POSTED: Friday, January 25, 2013 - 1:00pm
UPDATED: Friday, January 25, 2013 - 1:04pm
WASHINGTON (CNN) — President Barack Obama named one of his closest and most trusted advisers as his chief of staff Friday, the fifth man to hold the job since Obama first took office in 2009.
Denis McDonough, who served as Obama's deputy national security adviser since 2010, was announced to the post at a White House event Friday. Obama told a packed East Room that McDonough is a "great friend to me and to everyone who works here in the White House."
"Nobody outworks Denis McDonough," Obama said later -- an important trait for the person responsible for a White House staff of hundreds and for controlling access to the president.

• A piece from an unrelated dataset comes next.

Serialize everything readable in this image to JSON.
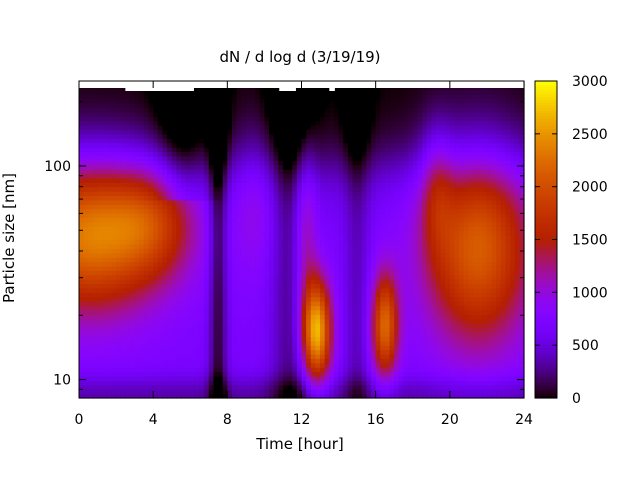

Before becoming deputy national security adviser, McDonough served on the national security staff in other capacities. He was also a senior foreign policy adviser for Obama's 2008 presidential campaign. Before that, McDonough worked as a foreign policy adviser for Senate Democratic Leader Tom Daschle.
He's been one of the president's "closest and most trusted advisors for nearly a decade," a White House official said Friday, pointing to McDonough's service in Obama's U.S. Senate office before he ran for president.

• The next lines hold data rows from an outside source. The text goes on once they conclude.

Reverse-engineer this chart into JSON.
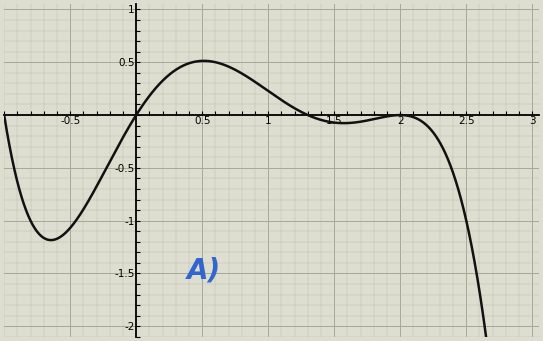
{
  "title": "A)",
  "title_color": "#3366cc",
  "title_fontsize": 20,
  "title_fontstyle": "italic",
  "title_fontweight": "bold",
  "xlim": [
    -1.0,
    3.05
  ],
  "ylim": [
    -2.05,
    1.05
  ],
  "background_color": "#deded0",
  "curve_color": "#111111",
  "curve_lw": 1.8,
  "minor_grid_color": "#c0c0b0",
  "major_grid_color": "#a8a898",
  "label_fontsize": 7.5
}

Obama has "relied on his intellect and good judgment ever since," the official said.
Originally from Stillwater, Minnesota, McDonough graduated from St. John's University in Collegeville, Minnesota, and has a master's degree from Georgetown University. He's 43, making him one of the youngest White House chiefs of staff in recent decades.
In the immediate aftermath of the 2010 earthquake in Haiti, McDonough acted as the White House's coordinator on the ground, ensuring that U.S. aid was being effectively used in the devastated nation.
He also played a role in the U.S. withdrawal of troops from Iraq, and the drawdown of America's military presence in Afghanistan.
McDonough's role in the 2011 raid on Osama bin Laden's compound in Pakistan was immortalized in a now-famous photo from the White House situation room, which shows him seated next to Secretary of State Hillary Clinton as top Obama aides watched the raid in real time.
McDonough will be Obama's fifth chief of staff since he took office in January 2009. Rahm Emanuel, who went on to become Chicago mayor, was the first to hold the position, followed by Bill Daley, then Jack Lew. Pete Rouse, a former senior adviser and now counselor to the president, served as interim chief of staff for three months between Emanuel and Daley.
Other top White House aides also received promotions at Friday, including communications director Dan Pfeiffer and deputy communications director Jennifer Palmieri. In total, four women were announced in new senior-level positions at the White House Friday, a move that comes as Obama comes under scrutiny for the perceived lack of diversity in his second term Cabinet picks.